Quoi qu'il en soit, cette évolution, pour nous, s'appelle appauvrissement, et la direction qu’elle prend s'appelle régression. Les champions — ce nom leur plaira — de la nouvelle école n'ont jamais rien compris au Pyrénéisme et n'est-ce pas là la première définition des « Philistins ».

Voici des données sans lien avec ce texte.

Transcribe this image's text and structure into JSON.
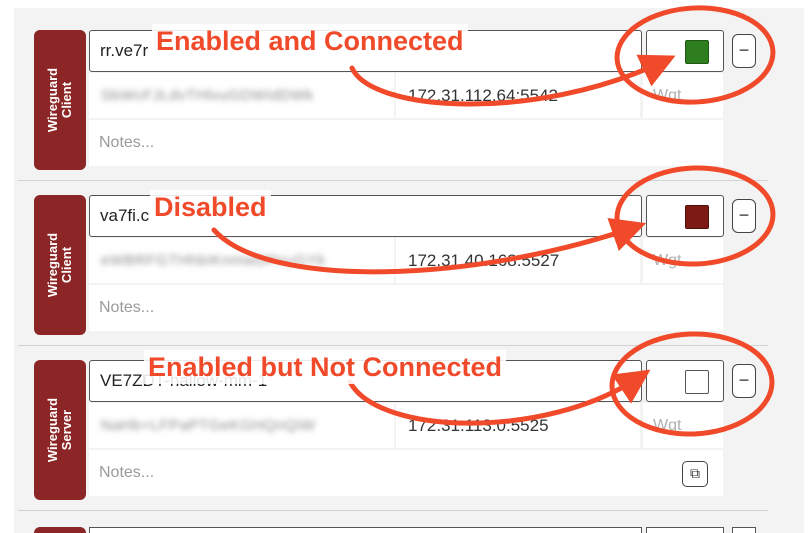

Les signataires ont pris la plume ensemble, parce qu'ils veulent maintenir l'esprit de Jean Arlaud et l'esprit de Jean Santé, ces hommes qui font à nos yeux figures de géants, quand on les compare à ceux qui prétendent les avoir aujourd'hui égalés et dépassés. Rien, dans les buts du G. D. J. ou du G P.H.M., définis dans leurs Statuts, ne justifie la mentalité dont nous parlons plus haut. Aux alpinistes-chronomètres et aux dévisseurs-correcteurs des degrés, nous refusons le droit de se réclamer de ces groupes, qui visent l'enrichissement du Pyrénéisme et non son appauvrissement, la camaraderie et le respect de la montagne et non la petite rivalité et la grande forfanterie. Le G.D.J. cherche à former de bon chefs de courses ; le G.P.H.M. encourage ces chefs de course à orienter l'évolution du Pyrénéisme vers des formules toujours nouvelles, car la nouveauté et l'inconnu constituent les ressorts les plus puissants de l'alpinisme. Ces deux Groupes sont actuellement assez mal servis par un certain nombre de ceux qui ont la prétention de reprendre le flambeau. Les voies nouvelles ? Nos recordmen les tentent rarement et les réussissent plus rarement encore. Ils prétendent qu'il n'en reste plus ! Ils manquent d'imagination, d'esprit d'entreprise et de goût esthétique. Ils ignorent le passé du Pyrénéisme, qui inspira tant de « Premières», et ils ne connaissent pas la géographie, qui leur permettrait de les découvrir. Par leur faute, le Pyrénéisme s'égare dans des voies sans issues.
Georges Cadier a dit de Russell, de Schrader, de Packe et de quelques autres qu'ils avaient été, par leur esprit et leur valeur humaine, plus grands que les pics qu'ils avaient gravis.
On n'en dira jamais autant de ceux qui, obnubilés par l'horaire n'ont pas eu un regard pour la majesté du décor ; qui, parvenus au sommet, en redescendent aussitôt pour manifester au village la rapidité de leur course. Ce temps qu'ils n'ont pas voulu perdre pour le plaisir de leurs yeux, l'élévation de leur esprit et l'indépendance de leur action, il est au contraire perdu pour eux, et bien perdu. Si vite qu'ils aillent, ils ne le rattraperont jamais !...
Maurice JEANNEL, Robert OLLIVIER,
Président du G.D.J. Président du G.P.H.M.